Or le bagna la pioggia...: di quelle ossa dissepolte, Manfredi vede con mestizia lo scempio che ne fanno le intemperie; l'eco dell'Eneide, delle parole dell'insepolto Palinuro («nunc me fluctus habet versantque in litore venti», Aen. VI 362) accresce la forza nostalgica del verso, con il doppio rimando a Virgilio che così viene a istituirsi. Ricordiamo che il corpo per il cristiano è sacro, in quanto destinato alla resurrezione; di qui il rispetto e la liturgia che la Chiesa cristiana riserba alle spoglie mortali. Per questo anche il salvato può rammaricarsi della loro profanazione, pur nel distacco di chi vive ormai in una diversa dimensione. Questa la giustificazione teologica di quello che qui appare tuttavia soltanto come l'umano sospiro di Manfredi; egli, non condanna, ma più evidente risulta l'inumanità di chi disperse quelle ossa dal loro pur modesto e inglorioso riparo.
Costanza imperadrice: è la madre di Federico II, figlia di Ruggero d'Altavilla e sposa di Enrico VI. Ultima della dinastia normanna, essa portò in dote a Enrico l'eredità del regno di Sicilia, del quale appunto Manfredi si riteneva legittimo signore, contro il giudizio della Chiesa. Che egli non si dica figlio di Federico, ma nipote di Costanza, è dai più degli antichi spiegato col fatto che, essendo egli figlio naturale, «non volle tòrre il soprannome del padre, ma fassi nipote di sua ava» (Lana). Bisogna tuttavia ricordare che Federico II è dannato, e la sua menzione qui suonerebbe fuori luogo. Costanza risplende invece nel Paradiso, in versi solenni e gloriosi (Par. III 118-20). Che Manfredi voglia affermare, facendo questo nome, i suoi diritti dinastici, come molti pensano, per i quali appunto fu in guerra con la Chiesa, sembra, nel contesto di pentimento e di distacco di tutto il suo parlare, specie di ciò che segue, del tutto improbabile.
vadi: vada; come dichi del v. 117, è uno dei casi di uscita in -i della 2a persona del cong. pres. dei verbi in -ere e -ire, forma propria del fiorentino alla fine del '200, per cui vedi NTF [Nuovi testi fiorentini del Dugento, a c. di A. Castellani, Firenze 1952], pp. 69-71.
– mia bella figlia: è un'altra Costanza, che sposò Pietro III d'Aragona, e da cui nacquero i due re ricordati nel verso seguente: Giacomo d'Aragona, che succedette al padre, e Federico di Sicilia.
l'onor di Cicilia...: i due sovrani di cui sopra si è detto; che Dante li chiami onore dei due regni, mentre li giudica sempre severamente altrove (Purg.
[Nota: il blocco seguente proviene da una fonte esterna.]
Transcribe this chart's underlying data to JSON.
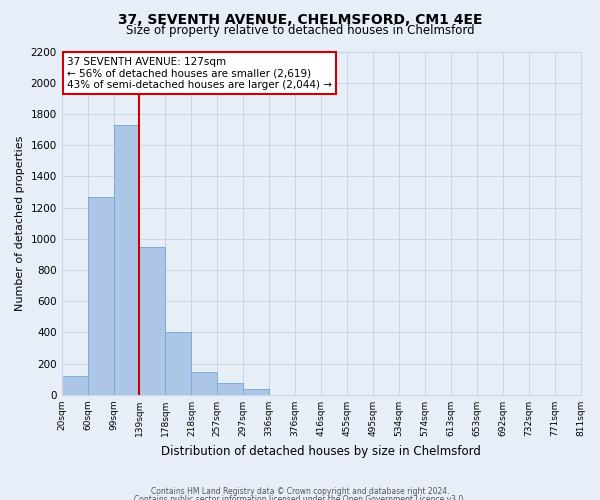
{
  "title": "37, SEVENTH AVENUE, CHELMSFORD, CM1 4EE",
  "subtitle": "Size of property relative to detached houses in Chelmsford",
  "xlabel": "Distribution of detached houses by size in Chelmsford",
  "ylabel": "Number of detached properties",
  "bar_values": [
    120,
    1265,
    1730,
    945,
    405,
    150,
    75,
    35,
    0,
    0,
    0,
    0,
    0,
    0,
    0,
    0,
    0,
    0,
    0,
    0
  ],
  "bin_labels": [
    "20sqm",
    "60sqm",
    "99sqm",
    "139sqm",
    "178sqm",
    "218sqm",
    "257sqm",
    "297sqm",
    "336sqm",
    "376sqm",
    "416sqm",
    "455sqm",
    "495sqm",
    "534sqm",
    "574sqm",
    "613sqm",
    "653sqm",
    "692sqm",
    "732sqm",
    "771sqm",
    "811sqm"
  ],
  "bar_color": "#adc6e8",
  "bar_edge_color": "#6aaad4",
  "vline_color": "#cc0000",
  "ylim": [
    0,
    2200
  ],
  "yticks": [
    0,
    200,
    400,
    600,
    800,
    1000,
    1200,
    1400,
    1600,
    1800,
    2000,
    2200
  ],
  "annotation_text": "37 SEVENTH AVENUE: 127sqm\n← 56% of detached houses are smaller (2,619)\n43% of semi-detached houses are larger (2,044) →",
  "annotation_box_color": "#ffffff",
  "annotation_box_edge": "#cc0000",
  "grid_color": "#c8d4e8",
  "background_color": "#e8eef8",
  "footer_line1": "Contains HM Land Registry data © Crown copyright and database right 2024.",
  "footer_line2": "Contains public sector information licensed under the Open Government Licence v3.0."
}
VII 115 sgg.; Par. XIX 130 sgg.; Conv. IV, vi 20; Vulg. El. I, xii 5), è parso strano a molti. Al solito, bisogna tenersi ai fatti: onore, a parte la considerazione che qui è il loro avo Manfredi a parlare, non è evidentemente apprezzamento delle loro personali qualità; il termine indicherà la loro oggettiva dignità regale, la loro carica onorifica, come proposero il Tobler e il Parodi (BSDI [«Bullettino della Società Dantesca Italiana»] VIII, 1901, p. 52). Se si guarda al contesto, appare chiaro che Manfredi si circonda qui di regali consanguinei, quasi inserendosi in una trafila di regine e di re, che legittimano di riflesso anche lui. L'intuizione degli antichi commentatori (cfr. la nota integrativa al v. 112 [precedente di sopra]) si rivela alla fine la più giusta.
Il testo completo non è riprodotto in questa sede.